The Supreme Court's 1999 decision in Olmstead v. L.C. directs states to base decisions on the delivery of long-term care and support for people with disabilities on what is appropriate for and desired by the individuals. While governmental programs must be offered "in the most integrated setting appropriate to the needs" of the people with disabilities, the Supreme Court also recognized the need for "taking into account the resources available to the states and the needs of others with disabilities." Future court cases are expected to clarify the responsibilities of the states under Olmstead.

Also in 1999, the Supreme Court rendered decisions in four more cases concerning the ADA. Three of the four cases, Sutton v. United Airlines, Murphy v. United Parcel Service and Albertson's v.
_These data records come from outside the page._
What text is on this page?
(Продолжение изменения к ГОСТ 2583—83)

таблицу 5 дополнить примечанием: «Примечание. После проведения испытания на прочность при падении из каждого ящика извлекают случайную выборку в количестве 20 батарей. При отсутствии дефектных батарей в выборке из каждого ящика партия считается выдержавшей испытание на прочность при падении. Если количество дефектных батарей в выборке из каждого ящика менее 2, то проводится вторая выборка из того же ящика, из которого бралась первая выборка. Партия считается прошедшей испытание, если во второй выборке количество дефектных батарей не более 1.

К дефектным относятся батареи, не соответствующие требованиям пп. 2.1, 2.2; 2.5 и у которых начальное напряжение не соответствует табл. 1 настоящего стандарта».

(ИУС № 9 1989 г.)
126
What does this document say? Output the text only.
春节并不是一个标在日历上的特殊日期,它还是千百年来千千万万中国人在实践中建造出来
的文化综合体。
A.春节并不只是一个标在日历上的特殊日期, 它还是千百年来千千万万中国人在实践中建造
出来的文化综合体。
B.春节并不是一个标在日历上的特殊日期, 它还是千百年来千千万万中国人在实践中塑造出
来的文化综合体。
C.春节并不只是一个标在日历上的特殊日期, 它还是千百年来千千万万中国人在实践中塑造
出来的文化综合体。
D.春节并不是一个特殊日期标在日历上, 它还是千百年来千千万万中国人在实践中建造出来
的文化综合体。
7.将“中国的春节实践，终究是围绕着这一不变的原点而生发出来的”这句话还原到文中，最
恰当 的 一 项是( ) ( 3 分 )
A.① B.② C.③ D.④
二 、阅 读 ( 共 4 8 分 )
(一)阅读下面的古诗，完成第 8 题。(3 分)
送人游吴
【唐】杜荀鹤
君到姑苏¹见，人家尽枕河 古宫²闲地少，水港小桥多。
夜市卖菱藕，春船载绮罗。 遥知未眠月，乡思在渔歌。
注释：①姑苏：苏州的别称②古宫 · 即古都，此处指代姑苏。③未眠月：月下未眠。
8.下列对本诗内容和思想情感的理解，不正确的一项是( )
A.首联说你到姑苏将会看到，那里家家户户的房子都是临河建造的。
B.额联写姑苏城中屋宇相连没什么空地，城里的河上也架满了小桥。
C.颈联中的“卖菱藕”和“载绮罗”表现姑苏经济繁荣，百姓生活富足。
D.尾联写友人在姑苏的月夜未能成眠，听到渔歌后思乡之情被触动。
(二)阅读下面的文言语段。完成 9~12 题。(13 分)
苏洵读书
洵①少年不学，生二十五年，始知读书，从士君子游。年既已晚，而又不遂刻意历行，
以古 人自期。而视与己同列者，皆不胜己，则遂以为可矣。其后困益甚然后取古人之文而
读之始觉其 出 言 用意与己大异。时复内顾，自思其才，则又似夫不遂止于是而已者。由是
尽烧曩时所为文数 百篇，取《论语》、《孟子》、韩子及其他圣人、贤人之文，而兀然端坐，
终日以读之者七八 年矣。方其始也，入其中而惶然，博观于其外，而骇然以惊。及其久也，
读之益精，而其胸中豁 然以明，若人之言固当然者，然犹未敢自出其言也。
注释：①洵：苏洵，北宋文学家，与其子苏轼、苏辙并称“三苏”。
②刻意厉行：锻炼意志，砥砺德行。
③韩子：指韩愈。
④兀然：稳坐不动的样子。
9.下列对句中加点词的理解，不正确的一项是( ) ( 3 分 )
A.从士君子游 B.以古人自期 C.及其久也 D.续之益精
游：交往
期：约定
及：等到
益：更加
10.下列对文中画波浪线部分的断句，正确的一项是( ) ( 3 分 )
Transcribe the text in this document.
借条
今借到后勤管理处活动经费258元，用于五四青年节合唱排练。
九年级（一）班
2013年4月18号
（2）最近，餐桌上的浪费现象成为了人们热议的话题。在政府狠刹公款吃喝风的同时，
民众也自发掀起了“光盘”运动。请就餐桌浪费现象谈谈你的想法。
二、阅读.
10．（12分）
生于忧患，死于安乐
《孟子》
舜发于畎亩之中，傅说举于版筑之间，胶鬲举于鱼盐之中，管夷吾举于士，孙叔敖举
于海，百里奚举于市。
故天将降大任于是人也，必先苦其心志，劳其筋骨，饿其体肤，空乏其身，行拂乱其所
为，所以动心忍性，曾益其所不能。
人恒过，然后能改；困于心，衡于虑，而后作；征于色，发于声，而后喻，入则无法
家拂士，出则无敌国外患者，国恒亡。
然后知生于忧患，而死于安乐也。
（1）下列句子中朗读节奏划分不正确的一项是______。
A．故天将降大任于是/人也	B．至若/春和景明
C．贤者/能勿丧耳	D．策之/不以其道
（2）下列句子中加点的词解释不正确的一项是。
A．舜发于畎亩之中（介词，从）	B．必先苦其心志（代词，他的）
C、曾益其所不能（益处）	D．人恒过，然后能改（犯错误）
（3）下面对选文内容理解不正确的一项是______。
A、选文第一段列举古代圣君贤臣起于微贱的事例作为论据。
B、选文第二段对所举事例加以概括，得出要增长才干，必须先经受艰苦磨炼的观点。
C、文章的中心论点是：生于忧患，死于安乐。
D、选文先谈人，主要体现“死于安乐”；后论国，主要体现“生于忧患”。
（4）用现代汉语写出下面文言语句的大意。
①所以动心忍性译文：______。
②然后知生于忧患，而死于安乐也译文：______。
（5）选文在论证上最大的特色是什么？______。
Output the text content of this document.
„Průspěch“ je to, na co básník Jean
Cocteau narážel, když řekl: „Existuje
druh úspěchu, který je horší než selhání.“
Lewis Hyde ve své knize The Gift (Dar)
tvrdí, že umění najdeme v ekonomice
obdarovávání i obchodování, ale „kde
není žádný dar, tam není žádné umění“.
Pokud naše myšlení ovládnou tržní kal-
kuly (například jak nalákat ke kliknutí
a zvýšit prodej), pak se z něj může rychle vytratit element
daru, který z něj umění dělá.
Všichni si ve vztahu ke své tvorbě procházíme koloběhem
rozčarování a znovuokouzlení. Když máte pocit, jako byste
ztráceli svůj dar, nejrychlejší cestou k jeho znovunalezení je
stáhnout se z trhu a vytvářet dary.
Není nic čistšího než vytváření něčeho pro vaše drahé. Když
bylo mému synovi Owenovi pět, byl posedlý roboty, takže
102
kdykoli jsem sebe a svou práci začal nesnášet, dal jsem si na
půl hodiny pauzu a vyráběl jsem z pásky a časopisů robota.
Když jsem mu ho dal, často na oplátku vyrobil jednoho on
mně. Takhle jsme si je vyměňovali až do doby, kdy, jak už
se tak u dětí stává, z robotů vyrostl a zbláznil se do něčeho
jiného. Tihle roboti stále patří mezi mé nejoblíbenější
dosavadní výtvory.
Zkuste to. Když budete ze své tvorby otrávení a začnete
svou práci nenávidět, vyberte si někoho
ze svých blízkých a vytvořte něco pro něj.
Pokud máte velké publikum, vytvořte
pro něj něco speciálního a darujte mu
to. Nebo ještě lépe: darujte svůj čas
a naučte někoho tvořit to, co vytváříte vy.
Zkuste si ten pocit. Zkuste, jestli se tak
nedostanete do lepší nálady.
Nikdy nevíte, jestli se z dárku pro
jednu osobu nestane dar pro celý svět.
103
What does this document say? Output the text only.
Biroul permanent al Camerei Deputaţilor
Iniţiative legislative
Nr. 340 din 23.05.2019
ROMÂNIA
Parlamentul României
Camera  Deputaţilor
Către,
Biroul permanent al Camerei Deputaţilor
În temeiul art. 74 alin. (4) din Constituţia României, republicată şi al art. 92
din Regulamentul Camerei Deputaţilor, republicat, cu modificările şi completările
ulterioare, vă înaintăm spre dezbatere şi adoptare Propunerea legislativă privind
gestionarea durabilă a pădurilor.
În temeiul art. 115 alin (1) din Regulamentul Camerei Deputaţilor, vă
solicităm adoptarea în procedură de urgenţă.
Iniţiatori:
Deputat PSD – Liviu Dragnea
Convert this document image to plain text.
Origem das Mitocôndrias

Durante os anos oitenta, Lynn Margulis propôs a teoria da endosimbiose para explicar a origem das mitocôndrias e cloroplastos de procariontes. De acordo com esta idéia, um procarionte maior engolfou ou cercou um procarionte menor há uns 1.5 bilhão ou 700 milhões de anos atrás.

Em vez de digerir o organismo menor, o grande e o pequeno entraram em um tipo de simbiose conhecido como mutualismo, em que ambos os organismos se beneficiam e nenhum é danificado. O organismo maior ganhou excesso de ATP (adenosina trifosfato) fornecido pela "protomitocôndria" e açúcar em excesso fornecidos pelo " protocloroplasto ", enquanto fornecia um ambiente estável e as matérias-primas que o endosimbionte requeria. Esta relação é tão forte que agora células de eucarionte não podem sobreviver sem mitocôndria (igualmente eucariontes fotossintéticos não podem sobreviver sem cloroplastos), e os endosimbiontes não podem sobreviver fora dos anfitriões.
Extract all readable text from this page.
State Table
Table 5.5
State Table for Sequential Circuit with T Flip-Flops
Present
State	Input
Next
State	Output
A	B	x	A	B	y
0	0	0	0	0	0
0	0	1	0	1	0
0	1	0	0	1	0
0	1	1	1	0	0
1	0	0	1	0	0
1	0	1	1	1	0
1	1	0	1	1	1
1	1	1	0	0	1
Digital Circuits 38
Kirkingburg, concerned the ADA's definition of "disability"- the gateway to coverage under the ADA. The fourth case, Cleveland v. Policy Management Systems Corporation, examined whether an application for Social Security disability benefits can disqualify an individual from protection under the ADA.

Prior to the ADA, three major laws pertaining to disability rights and accessibility were enacted:

Fair Housing Act. The Fair Housing Act, as amended in 1988, prohibits housing discrimination on the basis of race, color, religion, sex, disability, familial status and national origin. Provisions cover private housing, federally financed housing, and state and local government housing.

Air Carrier Access Act. The Air Carrier Access Act of 1986 prohibits discrimination in air transportation by air carriers against qualified individuals with physical or mental impairments. It applies only to air carriers that provide regularly scheduled services for hire to the public. Requirements address a wide range of issues, including boarding assistance and certain accessibility features in newly built aircraft and new or altered airport facilities.

Architectural Barriers Act (ABA). The ABA of 1968 requires buildings and facilities designed, constructed, or altered with federal funds-or leased by a federal agency-to comply with federal standards for physical accessibility. ABA requirements are limited to architectural standards in new and altered buildings and in newly leased facilities. The requirements do not address the activities conducted in those buildings and facilities.